En fait de légitimité, c’est la redistribution de la rente pétrolière qui pose problème, le Sud d’où est extrait l’essentiel de l’or noir nigérian s’estimant lésé dans le partage. Derrière les bandits qui prennent en otage les hauts cadres des compagnies d’exploitation et sabotent les infrastructures pétrolières, faisant perdre au pays, un quart de sa production journalière, se trouvent souvent des leaders d’opinion, désireux de hâter la redistribution des rôles.

Et comme les Nigérians ne veulent plus d’un militaire au pouvoir (surtout pas de Babanguida qui a pourtant la « surface » requise), on s’achemine vers une fracture entre nordistes et sudistes. L’hypothèse n’est pas farfelue, surtout que la sécession biafraise avait été réglée au forceps avec une communauté internationale pressée de réexploiter la manne pétrolière et peu soucieuse des états d’âme des uns et des autres. Le feu couve sous la cendre et l’état d’esprit actuel pourrait le rallumer.

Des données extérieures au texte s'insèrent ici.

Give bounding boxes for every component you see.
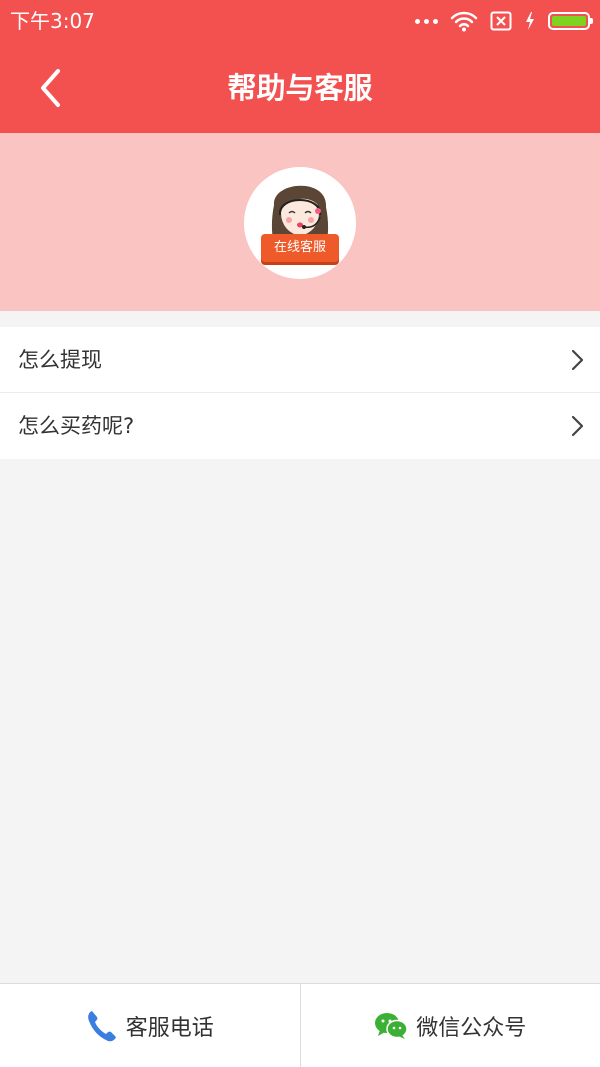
status-icons: [415, 8, 593, 34]
no-sim-icon: [490, 11, 512, 31]
wifi-icon: [450, 11, 478, 32]
more-dots-icon: [415, 18, 438, 24]
menu-item-label: 怎么买药呢?: [18, 414, 135, 438]
wechat-icon: [375, 1012, 408, 1039]
phone-icon: [87, 1010, 116, 1041]
chevron-right-icon: [571, 415, 584, 437]
online-service-badge[interactable]: 在线客服: [261, 234, 339, 262]
service-phone-button[interactable]: 客服电话: [0, 984, 300, 1067]
help-menu-list: 怎么提现 怎么买药呢?: [0, 327, 600, 459]
agent-avatar-icon: [244, 167, 356, 279]
wechat-official-button[interactable]: 微信公众号: [299, 984, 600, 1067]
battery-level: [552, 16, 586, 26]
nav-bar: 帮助与客服: [0, 42, 600, 133]
hero-banner: 在线客服: [0, 133, 600, 311]
chevron-right-icon: [571, 349, 584, 371]
wechat-official-label: 微信公众号: [416, 1015, 527, 1041]
status-bar: 下午3:07: [0, 0, 600, 42]
customer-service-avatar[interactable]: [244, 167, 356, 279]
battery-icon: [548, 12, 593, 30]
menu-item-label: 怎么提现: [18, 348, 102, 372]
charging-icon: [526, 12, 534, 30]
page-title: 帮助与客服: [227, 71, 373, 105]
bottom-action-bar: 客服电话 微信公众号: [0, 983, 600, 1067]
menu-item-buy-medicine[interactable]: 怎么买药呢?: [0, 393, 600, 459]
service-phone-label: 客服电话: [125, 1015, 214, 1041]
menu-item-withdraw[interactable]: 怎么提现: [0, 327, 600, 393]
status-time: 下午3:07: [10, 9, 95, 33]
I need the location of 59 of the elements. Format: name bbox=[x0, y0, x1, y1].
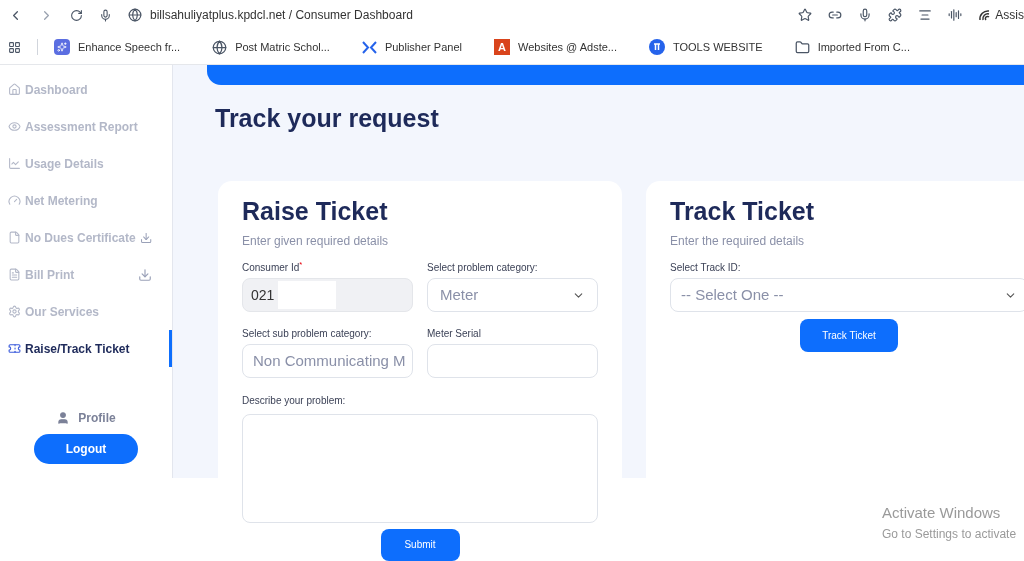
field-label: Select problem category: bbox=[427, 261, 539, 275]
assistant-label[interactable]: Assis bbox=[995, 6, 1024, 24]
extensions-icon[interactable] bbox=[888, 8, 903, 22]
speech-app-icon bbox=[54, 39, 70, 55]
bookmark[interactable]: Publisher Panel bbox=[384, 38, 462, 56]
category-select[interactable]: Meter bbox=[427, 278, 598, 312]
assistant-icon bbox=[978, 8, 992, 22]
microphone-icon[interactable] bbox=[99, 8, 112, 22]
sub-category-select[interactable]: Non Communicating M bbox=[242, 344, 413, 378]
eye-icon bbox=[8, 120, 21, 133]
home-icon bbox=[8, 83, 21, 96]
document-icon bbox=[8, 268, 21, 281]
bookmark[interactable]: TOOLS WEBSITE bbox=[673, 38, 763, 56]
description-field[interactable] bbox=[242, 414, 598, 524]
gauge-icon bbox=[8, 194, 21, 207]
card-title: Track Ticket bbox=[670, 195, 816, 227]
reload-icon[interactable] bbox=[70, 8, 83, 22]
field-label: Describe your problem: bbox=[242, 394, 347, 408]
meter-serial-field[interactable] bbox=[427, 344, 598, 378]
audio-icon[interactable] bbox=[948, 8, 963, 22]
microphone-icon[interactable] bbox=[858, 8, 873, 22]
link-icon[interactable] bbox=[828, 8, 843, 22]
globe-icon bbox=[212, 39, 228, 55]
bookmark-letter-icon: A bbox=[493, 39, 510, 55]
consumer-id-field[interactable]: 021 bbox=[242, 278, 413, 312]
bookmark[interactable]: Websites @ Adste... bbox=[517, 38, 617, 56]
lines-icon[interactable] bbox=[918, 8, 933, 22]
ticket-icon bbox=[8, 342, 21, 355]
address-bar[interactable]: billsahuliyatplus.kpdcl.net / Consumer Dashboard bbox=[150, 6, 413, 24]
folder-icon bbox=[794, 39, 810, 55]
tools-icon bbox=[649, 39, 665, 55]
card-title: Raise Ticket bbox=[242, 195, 389, 227]
bookmark[interactable]: Post Matric Schol... bbox=[235, 38, 330, 56]
bookmark[interactable]: Imported From C... bbox=[817, 38, 910, 56]
activation-text: Go to Settings to activate bbox=[882, 525, 1017, 543]
bookmark[interactable]: Enhance Speech fr... bbox=[78, 38, 181, 56]
apps-icon[interactable] bbox=[8, 40, 21, 54]
download-icon[interactable] bbox=[139, 230, 152, 245]
user-icon bbox=[56, 411, 71, 425]
field-label: Meter Serial bbox=[427, 327, 482, 341]
page-title: Track your request bbox=[215, 103, 440, 134]
gears-icon bbox=[8, 305, 21, 318]
activation-title: Activate Windows bbox=[882, 503, 1002, 523]
submit-button[interactable]: Submit bbox=[380, 529, 460, 561]
profile-link[interactable]: Profile bbox=[78, 409, 116, 427]
star-icon[interactable] bbox=[798, 8, 813, 22]
file-icon bbox=[8, 231, 21, 244]
track-id-select[interactable]: -- Select One -- bbox=[670, 278, 1024, 312]
field-label: Select Track ID: bbox=[670, 261, 742, 275]
line-chart-icon bbox=[8, 157, 21, 170]
track-ticket-button[interactable]: Track Ticket bbox=[800, 319, 898, 352]
logout-button[interactable]: Logout bbox=[34, 434, 138, 464]
card-subtitle: Enter given required details bbox=[242, 233, 390, 250]
field-label: Consumer Id$^{*}$ bbox=[242, 260, 304, 275]
card-subtitle: Enter the required details bbox=[670, 233, 806, 250]
chevrons-icon bbox=[361, 40, 377, 54]
site-info-icon[interactable] bbox=[128, 8, 142, 22]
sidebar-item[interactable]: Raise/Track Ticket bbox=[0, 330, 172, 367]
field-label: Select sub problem category: bbox=[242, 327, 373, 341]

C’est dire qu’une refondation politique et sociale est indispensable pour éviter au géant ouest-africain de renouer avec ses vieux démons. L’ancien ordre politique où la haute hiérarchie militaire, essentiellement nordiste, faisait et défaisait les rois, est desuet au regard des aspirations démocratiques de plus en plus fortes des peuples africains. Ciel obscur et chargé donc que celui du Nigéria dont l’éruption cutanée n’est pas souhaitable au vu de ses effets incalculables sur une Afrique où la pauvreté indigne, et de mauvais systèmes de gouvernements sont un terreau fertile pour le terrorisme, le crime organisé et les maladies endémiques.